2. Bagaimana Pancasila dipandang
sebagai salah satu pilar dalam kehidupan berbangsa dan bernegara ?
1.3. Tujuan Penulisan
Adapun tujuan dari penulisan makalah ini ialah:
1. Agar dapat mengetahui apa itu
Pancasila
2. Agar mengetaui bagaimana Pancasila
dipandang sebagai salah satu pilar dalam kehidupan berbagsa dan bernegara
3. Untuk mengetahui nilai-nilai,
prinsip, konsep-konsep yang terkandung dalam Pancasila
4. Untuk mengetahui Pancasila sebagai
Ideology Nasional Bangsa Indonesia
1.4. Manfaat Penulisan
Agar dapat memberikan informasi
serta membuka wawasan betapa pentingnya Pancasila sebagai salah satu pilar
dalam kehidupan berbangsa dan bernegara.
BAB
II
PEMBAHASAN
2.1. Pengertian Pancasila
Secara etomologis Pancasila berasal
dari bahasa sansekerta yang artinya, “Panca’’ berati lima dan “Sila” berarti
batu sendi, alas atau dasar.

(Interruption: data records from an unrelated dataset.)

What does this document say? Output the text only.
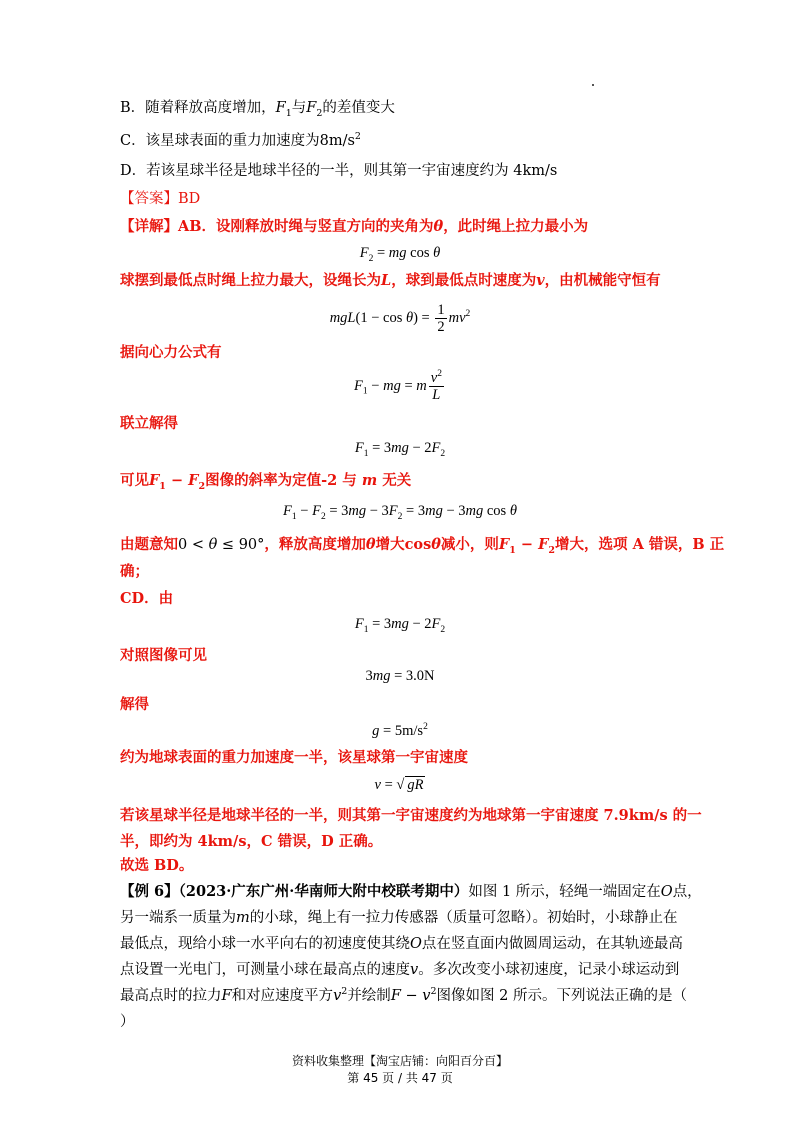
B．随着释放高度增加，$F_1$与$F_2$的差值变大
C．该星球表面的重力加速度为$8m/s^2$
D．若该星球半径是地球半径的一半，则其第一宇宙速度约为 4km/s
【答案】BD
【详解】AB．设刚释放时绳与竖直方向的夹角为θ，此时绳上拉力最小为
$F_2$ = mg cos θ
球摆到最低点时绳上拉力最大，设绳长为L，球到最低点时速度为v，由机械能守恒有
$mgL(1 - \cos \theta) = \frac{1}{2} mv^2$
据向心力公式有
$F_1$ − mg = m $\frac{v^2}{L}$
联立解得
$F_1 = 3mg - 2F_2$
可见$F_1 - F_2$图像的斜率为定值-2 与 m 无关
$F_1 - F_2 = 3mg - 3F_2 = 3mg - 3mg$ cos θ
由题意知0 < θ ≤ 90°，释放高度增加θ增大cosθ减小，则$F_1 - F_2$增大，选项 A 错误，B 正
确；
CD．由
$F_1 = 3mg - 2F_2$
对照图像可见
3mg = 3.0N
解得
$g = 5m/s^2$
约为地球表面的重力加速度一半，该星球第一宇宙速度
v = √ gR
若该星球半径是地球半径的一半，则其第一宇宙速度约为地球第一宇宙速度 7.9km/s 的一
半，即约为 4km/s，C 错误，D 正确。
故选 BD。
【例 6】（2023·广东广州·华南师大附中校联考期中）如图 1 所示，轻绳一端固定在O点，
另一端系一质量为m的小球，绳上有一拉力传感器（质量可忽略）。初始时，小球静止在
最低点，现给小球一水平向右的初速度使其绕O点在竖直面内做圆周运动，在其轨迹最高
点设置一光电门，可测量小球在最高点的速度v。多次改变小球初速度，记录小球运动到
最高点时的拉力F和对应速度平方$v^2$并绘制$F - v^2$图像如图 2 所示。下列说法正确的是（
）
资料收集整理【淘宝店铺：向阳百分百】
第 45 页 / 共 47 页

Dengan demikian Pancasila mempuyai arti lima dasar
sedangkan sila itu sendiri diartikan sebagai kesusilaan atau norma tingkah laku
yang dianggap baik untuk dijadikan pedoman dalam hidup bermasyarakat, berbangsa
dan bernegara. Oleh karena Pancasila dapat juga diartikan, lima dasar
kesusilaan atau lima norma atau peraturan tentang tingkah laku yang dianggap
baik.
Istilah Pancasila sudah dikenal
sejak jaman Majapahit yang ditulis dalam buku Sutasoma yang dikarang oleh Mpu
Tantular. Dalam buku Sutasoma itu istilah Pancasila mempuyai arti berbatu sendi
yang lima yang berasal dari bahasa sansekerta, juga mempuyai arti pelaksanaan
kesusilaan yang lima yang disebut panca karma yaitu; tidak boleh melakukan
kekerasan, tidak boleh mencuri, tidak boleh berjiwa dengki, tidak boleh
berbohong, tidak boleh mabuk minuman keras (I Made Sujana, dkk, 2010 : 8)
2.2.
Pilar Pancasila Sebagai Wawasan dalam Berbagsa dan Bernegara
Pilar pertama bagi tegak kokoh
berdirinya negara-bangsa Indonesia adalah Pancasila. Timbul pertanyaan, mengapa
Pancasila diangkat sebagai pilar bangsa Indonesia. Perlu dasar pemikiran yang
kuat dan dapat dipertanggung jawabkan sehingga dapat diterima oleh seluruh
warga bangsa, mengapa bangsa Indonesia menetapkan Pancasila sebagai pilar
kehidupan berbangsa dan bernegara. Seperti yang telah dikatakana bahwa Pilar
atau tiang penyangga suatu bangunan harus memenuhi syarat, yakni disamping
kokoh dan kuat, juga harus sesuai dengan bangunan yang disangganya. Misal
bangunan rumah, tiang yang diperlukan disesuaikan dengan jenis dan kondisi
bangunan. Kalau bangunan tersebut sederhana tidak memerlukan tiang yang terlalu
kuat, tetapi bila bangunan tersebut merupakan bangunan permanen, konkrit, yang
menggunakan bahan-bahan yang berat, maka tiang penyangga harus disesuaikan
dengan kondisi bangunan dimaksud.
Demikian pula halnya
dengan pilar atau tiang penyangga suatu negara-bangsa, harus sesuai dengan
kondisi negara-bangsa yang disangganya. Kita menyadari bahwa negara-bangsa
Indonesia adalah negara yang besar, wilayahnya cukup luas seluas daratan Eropa
yang terdiri atas berpuluh negara, membentang dari barat ke timur dari Sabang
sampai Merauke, dari utara ke selatan dari pulau Miangas sampai pulau Rote,
meliputi ribuan kilometer. Indonesia merupakan negara kepulauan terbesar di
dunia yang memiliki 17 000 pulau lebih, terdiri atas berbagai suku bangsa yang
memiliki beraneka adat dan budaya, serta memeluk berbagai agama dan keyakinan,
maka belief system yang dijadikan pilar harus sesuai dengan kondisi negara
bangsa tersebut. (http://helena-hapsari.blogspot.com/2011/04/empat-pilar-berbagsa-benegara.html)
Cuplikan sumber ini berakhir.